Place du Peuple et À propos de Marseille
Marche ou rêve
Deux livres parus récemment nous proposent un regard sur la cité phocéenne, ses espaces, ses habitants, ses mutations : Place du Peuple de Michel Samson et À propos de Marseille de Déborah Legivre. Deux regards sur Marseille, l’un à l’agachon, l’autre en marchant.
Place du Peuple de Michel Samson
Paru chez l’éditeur marseillais David Gaussen, l’ouvrage entreprend de nous raconter la place Pierre Roux, dans le 5e arrondissement de Marseille, quartier Menpenti.
Le journaliste, auteur de plusieurs livres et films sur la ville, s’intéresse ici à un lieu qu’il connaît bien pour habiter à proximité, y avoir ses habitudes, croiser souvent nombre de ses habitants.
Rien n’échappe à son regard sur cette place : une boulangerie, le Foyer du peuple, une épicerie polonaise, un bar restaurant, une salle de yoga, un mécanicien moto, un centre bouddhiste, une école de musique, un luthier réparateur de pianos, une société de nettoyage, un artisan en vitraux, un pizzaïolo, quatre platanes, huit micocouliers, trente-sept voitures, une sanisette.
Ce tableau n’est pas figé, il s’anime avec des personnages dont Michel Samson nous fait le portrait, avec attention et empathie, souvent même avec affection. Il y a les historiques, les nouveaux venus, les commerçants, les résidents, les passagers, les militants associatifs ou politiques.
Parmi eux, Monique est l’âme du Foyer du peuple, siège du PCF local, avec son bar, sa salle de réunion, sa terrasse… On y trouve l’Humanité et la Marseillaise, et c’est de là que s’organisent activités militantes et festives. Le 14 juillet donna lieu dans le passé à des festivités de taille, on vit même une année la place couverte de sable pour le concours de boules, et il fut encore célébré en 2021 par un aïoli réunissant cent vingt-cinq personnes et un concert du groupe Les Bebel.
Félix vient de Mayotte, il tient en famille la boulangerie-pâtisserie Les Délices de Menpenti où Michel Samson prend son pain et ses palmiers (ils sont moelleux, c’est rare…). Les autres sont tous là, l’auteur connaît bien son monde, et ses portraits s’avèrent très évocateurs.

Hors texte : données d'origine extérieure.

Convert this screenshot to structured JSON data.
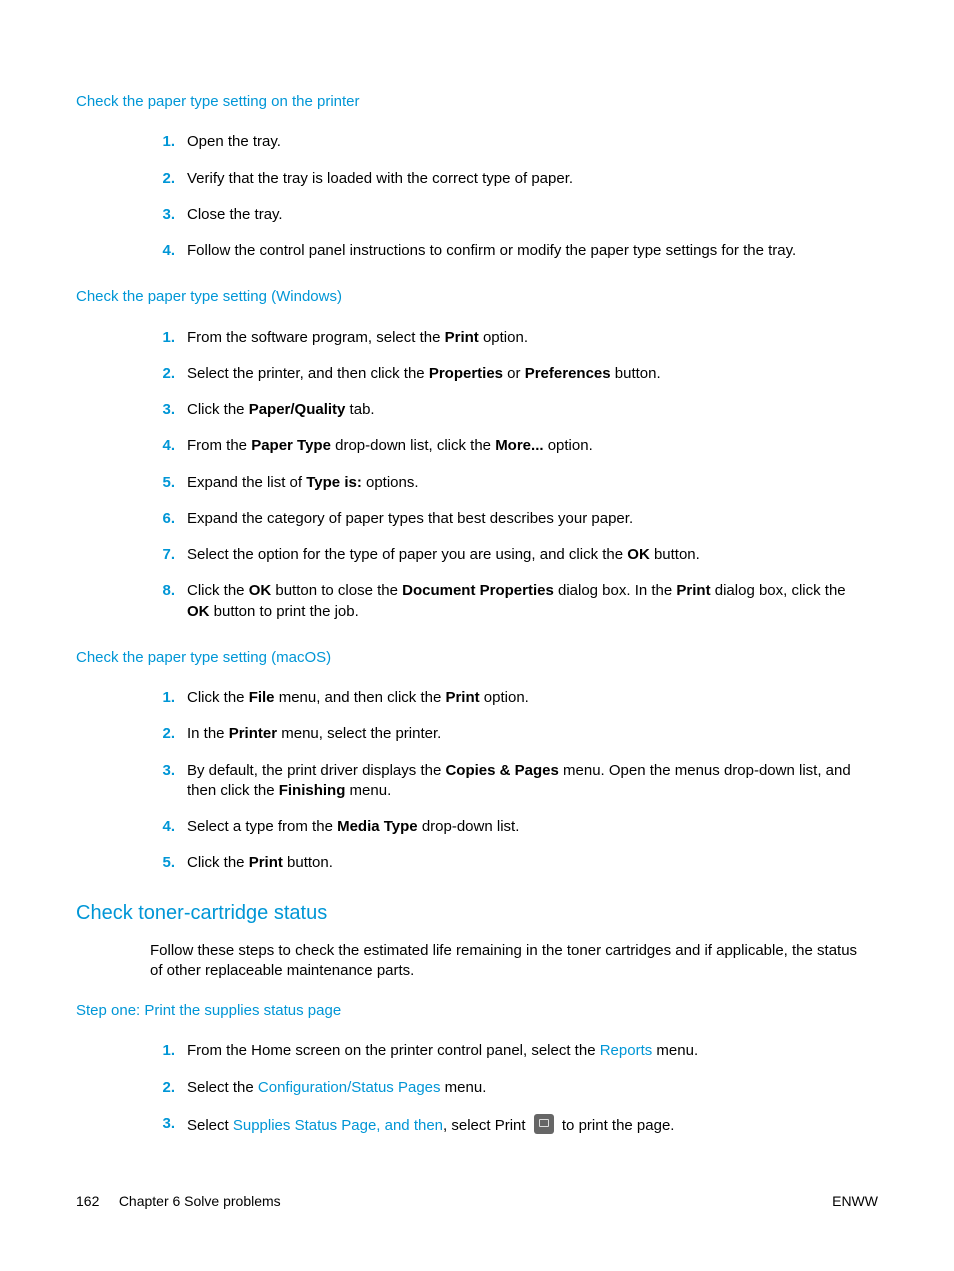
{
  "sec1": {
    "heading": "Check the paper type setting on the printer",
    "steps": [
      [
        {
          "t": "Open the tray."
        }
      ],
      [
        {
          "t": "Verify that the tray is loaded with the correct type of paper."
        }
      ],
      [
        {
          "t": "Close the tray."
        }
      ],
      [
        {
          "t": "Follow the control panel instructions to confirm or modify the paper type settings for the tray."
        }
      ]
    ]
  },
  "sec2": {
    "heading": "Check the paper type setting (Windows)",
    "steps": [
      [
        {
          "t": "From the software program, select the "
        },
        {
          "t": "Print",
          "b": true
        },
        {
          "t": " option."
        }
      ],
      [
        {
          "t": "Select the printer, and then click the "
        },
        {
          "t": "Properties",
          "b": true
        },
        {
          "t": " or "
        },
        {
          "t": "Preferences",
          "b": true
        },
        {
          "t": " button."
        }
      ],
      [
        {
          "t": "Click the "
        },
        {
          "t": "Paper/Quality",
          "b": true
        },
        {
          "t": " tab."
        }
      ],
      [
        {
          "t": "From the "
        },
        {
          "t": "Paper Type",
          "b": true
        },
        {
          "t": " drop-down list, click the "
        },
        {
          "t": "More...",
          "b": true
        },
        {
          "t": " option."
        }
      ],
      [
        {
          "t": "Expand the list of "
        },
        {
          "t": "Type is:",
          "b": true
        },
        {
          "t": " options."
        }
      ],
      [
        {
          "t": "Expand the category of paper types that best describes your paper."
        }
      ],
      [
        {
          "t": "Select the option for the type of paper you are using, and click the "
        },
        {
          "t": "OK",
          "b": true
        },
        {
          "t": " button."
        }
      ],
      [
        {
          "t": "Click the "
        },
        {
          "t": "OK",
          "b": true
        },
        {
          "t": " button to close the "
        },
        {
          "t": "Document Properties",
          "b": true
        },
        {
          "t": " dialog box. In the "
        },
        {
          "t": "Print",
          "b": true
        },
        {
          "t": " dialog box, click the "
        },
        {
          "t": "OK",
          "b": true
        },
        {
          "t": " button to print the job."
        }
      ]
    ]
  },
  "sec3": {
    "heading": "Check the paper type setting (macOS)",
    "steps": [
      [
        {
          "t": "Click the "
        },
        {
          "t": "File",
          "b": true
        },
        {
          "t": " menu, and then click the "
        },
        {
          "t": "Print",
          "b": true
        },
        {
          "t": " option."
        }
      ],
      [
        {
          "t": "In the "
        },
        {
          "t": "Printer",
          "b": true
        },
        {
          "t": " menu, select the printer."
        }
      ],
      [
        {
          "t": "By default, the print driver displays the "
        },
        {
          "t": "Copies & Pages",
          "b": true
        },
        {
          "t": " menu. Open the menus drop-down list, and then click the "
        },
        {
          "t": "Finishing",
          "b": true
        },
        {
          "t": " menu."
        }
      ],
      [
        {
          "t": "Select a type from the "
        },
        {
          "t": "Media Type",
          "b": true
        },
        {
          "t": " drop-down list."
        }
      ],
      [
        {
          "t": "Click the "
        },
        {
          "t": "Print",
          "b": true
        },
        {
          "t": " button."
        }
      ]
    ]
  },
  "sec4": {
    "heading": "Check toner-cartridge status",
    "intro": "Follow these steps to check the estimated life remaining in the toner cartridges and if applicable, the status of other replaceable maintenance parts.",
    "subheading": "Step one: Print the supplies status page",
    "steps": [
      [
        {
          "t": "From the Home screen on the printer control panel, select the "
        },
        {
          "t": "Reports",
          "link": true
        },
        {
          "t": " menu."
        }
      ],
      [
        {
          "t": "Select the "
        },
        {
          "t": "Configuration/Status Pages",
          "link": true
        },
        {
          "t": " menu."
        }
      ],
      [
        {
          "t": "Select "
        },
        {
          "t": "Supplies Status Page, and then",
          "link": true
        },
        {
          "t": ", select Print "
        },
        {
          "icon": true
        },
        {
          "t": " to print the page."
        }
      ]
    ]
  },
  "footer": {
    "left_page": "162",
    "left_chapter": "Chapter 6   Solve problems",
    "right": "ENWW"
  }
}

Lieu de commerce, la place est aussi une agora, un forum, un espace politique. Dans un quartier marqué historiquement par une forte présence ouvrière, le Parti Communiste aura été la première force politique pendant longtemps. Si, comme partout, les choses ont changé, des militants communistes sont toujours présents, par exemple dans le CIQ. En fin connaisseur de la politique marseillaise, Michel Samson nous montre comment ce petit monde à forte tradition de gauche a pu coexister avec les élus de droite de la précédente mairie de secteur. Une autre Monique, ancienne adjointe de Bruno Gilles, a toujours veillé à ce que ce lieu ne soit pas oublié par les édiles. On saisit alors bien la vertu de cet espace public partagé, qui fait qu’au-delà des différences et des oppositions politiques, on peut vivre en commun, sur cette place du peuple.
L’auteur décrit aussi en détail l’installation de la sanisette controversée, et un véritable morceau de bravoure nous fait vivre le ballet aérien des élagueurs acrobates procédant à la taille des quatre platanes ; ce serait même cet épisode qui l’aurait incité à entreprendre ce livre !
En complément de son observation participante, faite d’une fréquentation assidue de la place, Michel Samson s’efforce d’avoir recours à des données objectives. Il consulte le cadastre qui permet de savoir que la place mesure 1970 m2, qu’elle est divisée en dix-sept parcelles de propriété foncière. L’INSEE se révèle d’un faible recours car son découpage statistique est trop large. Les listes électorales du bureau 554 révèlent que trente-neuf inscrits sont domiciliés sur la place.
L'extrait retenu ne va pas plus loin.